Re: Lec z Birmingham do Warszawy...

PostNapisane: 22 kwi 2007, 13:02
przez 19831114
Droga Marto a nie Moniko :oops: :roza:

Re: Lec z Birmingham do Warszawy...

PostNapisane: 22 kwi 2007, 13:09
przez Insanity
Ja zawsze kochałem latać samolotami, i zawsze chyba będę, dlatego studiowac będe też związane właśnie z tym... rzeczy...
Mmm... one są takie zajebiste maszyny. A Start i lądowanie to wogóle...Mmmmm
cicho bo to na mnie działa, jakoś tak dziwnie... heheh...

ja lubie Lufthanse i Iberia Airlines ...

Re: Lec z Birmingham do Warszawy...

PostNapisane: 22 kwi 2007, 13:14
przez marta81
a kichal michal...

co ma byc to bedzie hehe :wink:

Re: Lec z Birmingham do Warszawy...

PostNapisane: 22 kwi 2007, 13:27
przez te-ha
ins

praca dla ciebie

flight attendant :mrgreen:

Re: Lec z Birmingham do Warszawy...

PostNapisane: 22 kwi 2007, 13:41
przez Insanity
Hehe, ja tam mogę pracować jako cabin crew, bardzo by mi to odpowiadało, zreszta już wiem jak to się robi...

Re: Lec z Birmingham do Warszawy...

PostNapisane: 22 kwi 2007, 20:18
przez Adam
Insanity napisał(a):Ja zawsze kochałem latać samolotami, i zawsze chyba będę, dlatego studiowac będe też związane właśnie z tym... rzeczy...
Mmm... one są takie zajebiste maszyny. A Start i lądowanie to wogóle...Mmmmm
cicho bo to na mnie działa, jakoś tak dziwnie... heheh...

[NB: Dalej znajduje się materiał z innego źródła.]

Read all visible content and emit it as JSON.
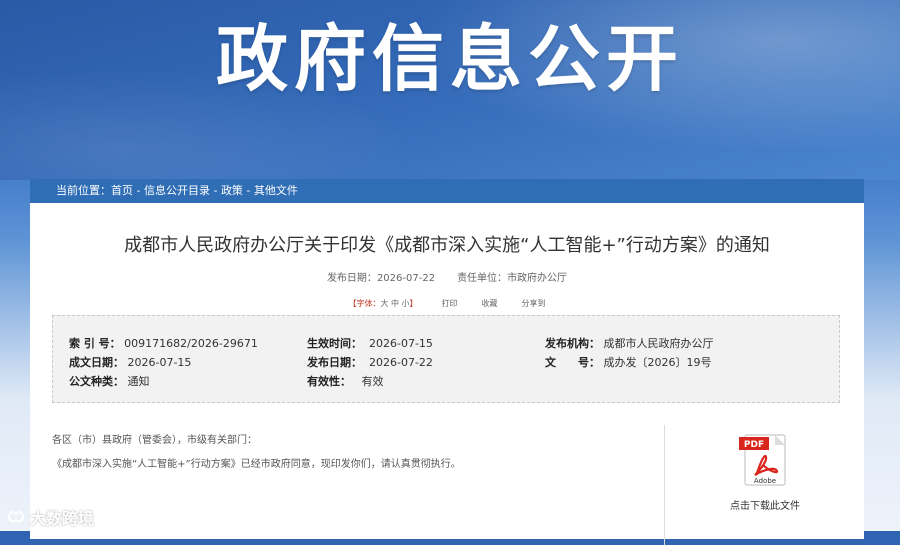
{
  "banner": {
    "title": "政府信息公开"
  },
  "breadcrumb": {
    "prefix": "当前位置：",
    "items": [
      "首页",
      "信息公开目录",
      "政策",
      "其他文件"
    ],
    "separator": " - "
  },
  "document": {
    "title": "成都市人民政府办公厅关于印发《成都市深入实施“人工智能+”行动方案》的通知",
    "publish_date_label": "发布日期：",
    "publish_date": "2026-07-22",
    "unit_label": "责任单位：",
    "unit": "市政府办公厅"
  },
  "tools": {
    "font_label": "【字体：",
    "large": "大",
    "medium": "中",
    "small": "小",
    "close_bracket": "】",
    "print": "打印",
    "favorite": "收藏",
    "share": "分享到"
  },
  "info": {
    "index_label": "索 引 号：",
    "index": "009171682/2026-29671",
    "effective_label": "生效时间：",
    "effective": "2026-07-15",
    "issuer_label": "发布机构：",
    "issuer": "成都市人民政府办公厅",
    "written_label": "成文日期：",
    "written": "2026-07-15",
    "published_label": "发布日期：",
    "published": "2026-07-22",
    "docno_label": "文　　号：",
    "docno": "成办发〔2026〕19号",
    "category_label": "公文种类：",
    "category": "通知",
    "validity_label": "有效性：",
    "validity": "有效"
  },
  "body": {
    "line1": "各区（市）县政府（管委会），市级有关部门：",
    "line2": "《成都市深入实施“人工智能+”行动方案》已经市政府同意，现印发你们，请认真贯彻执行。"
  },
  "download": {
    "pdf_badge": "PDF",
    "adobe": "Adobe",
    "caption": "点击下载此文件"
  },
  "watermark": {
    "text": "大数跨境"
  },
  "colors": {
    "accent": "#2f6db5",
    "pdf_red": "#d9261c"
  }
}
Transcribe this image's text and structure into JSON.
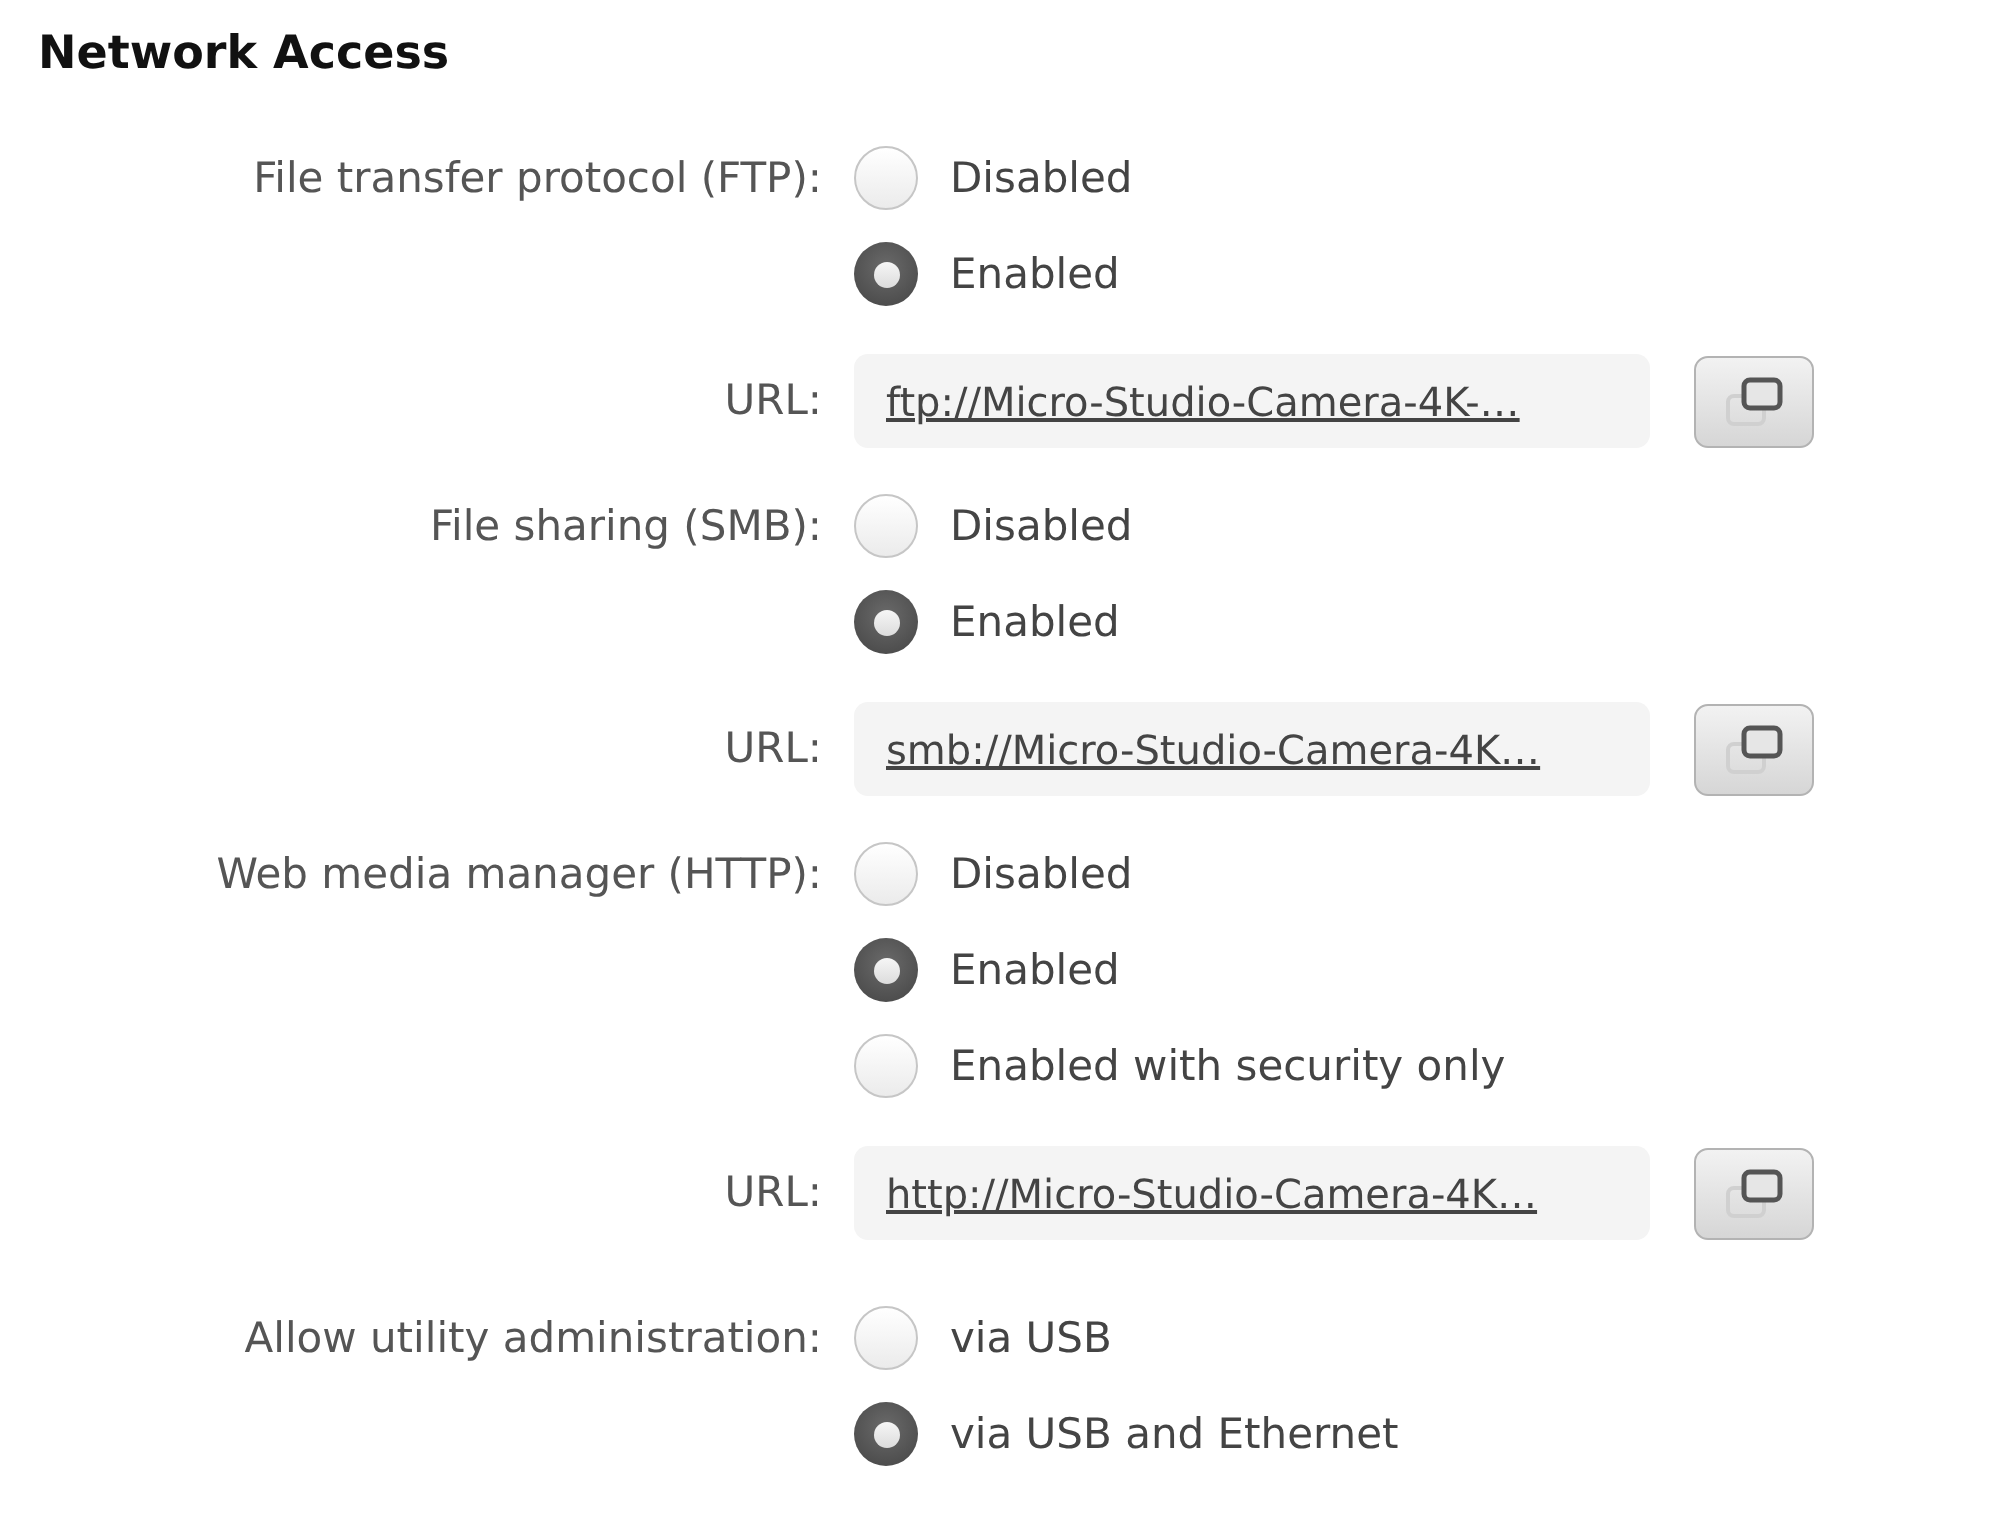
{
  "title": "Network Access",
  "services": [
    {
      "label": "File transfer protocol (FTP):",
      "options": [
        {
          "label": "Disabled",
          "selected": false
        },
        {
          "label": "Enabled",
          "selected": true
        }
      ],
      "url": {
        "label": "URL:",
        "value": "ftp://Micro-Studio-Camera-4K-…"
      }
    },
    {
      "label": "File sharing (SMB):",
      "options": [
        {
          "label": "Disabled",
          "selected": false
        },
        {
          "label": "Enabled",
          "selected": true
        }
      ],
      "url": {
        "label": "URL:",
        "value": "smb://Micro-Studio-Camera-4K…"
      }
    },
    {
      "label": "Web media manager (HTTP):",
      "options": [
        {
          "label": "Disabled",
          "selected": false
        },
        {
          "label": "Enabled",
          "selected": true
        },
        {
          "label": "Enabled with security only",
          "selected": false
        }
      ],
      "url": {
        "label": "URL:",
        "value": "http://Micro-Studio-Camera-4K…"
      }
    }
  ],
  "utility_admin": {
    "label": "Allow utility administration:",
    "options": [
      {
        "label": "via USB",
        "selected": false
      },
      {
        "label": "via USB and Ethernet",
        "selected": true
      }
    ]
  }
}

ja lubie Lufthanse i Iberia Airlines ...

ja tez kochalem latac samolotem ale po ostatnim razie juz tak nie kocham :neutral:

Re: Lec z Birmingham do Warszawy...

PostNapisane: 22 kwi 2007, 20:23
przez 19831114
a co Adamie miałes turbulencje czy bagaz Ci zgubili czy tez stewardesa była niemiła ?? :roll:

Re: Lec z Birmingham do Warszawy...

PostNapisane: 22 kwi 2007, 21:03
przez Adam
W jedna strone bylem okropnie chory i 14 godzin w samolocie bylo dla mnie koszmarem a spowrotem samolot zaczal nagle spadac (az sie stewardesy poprzewracaly :) na poczatku bylo spoko bo lubie to uczucie, ale to trwalo zbyt dlugo, dodatkowo miny i krzyki ludzi, lezaca na podlodze stewardesa i sie usmiechajaca jak by to sie jej zdarzalo po trzy razy na dzien. Scenka ja na jakims filmie katastroficznym , Przez chwilke juz myslalem ze spadniemy.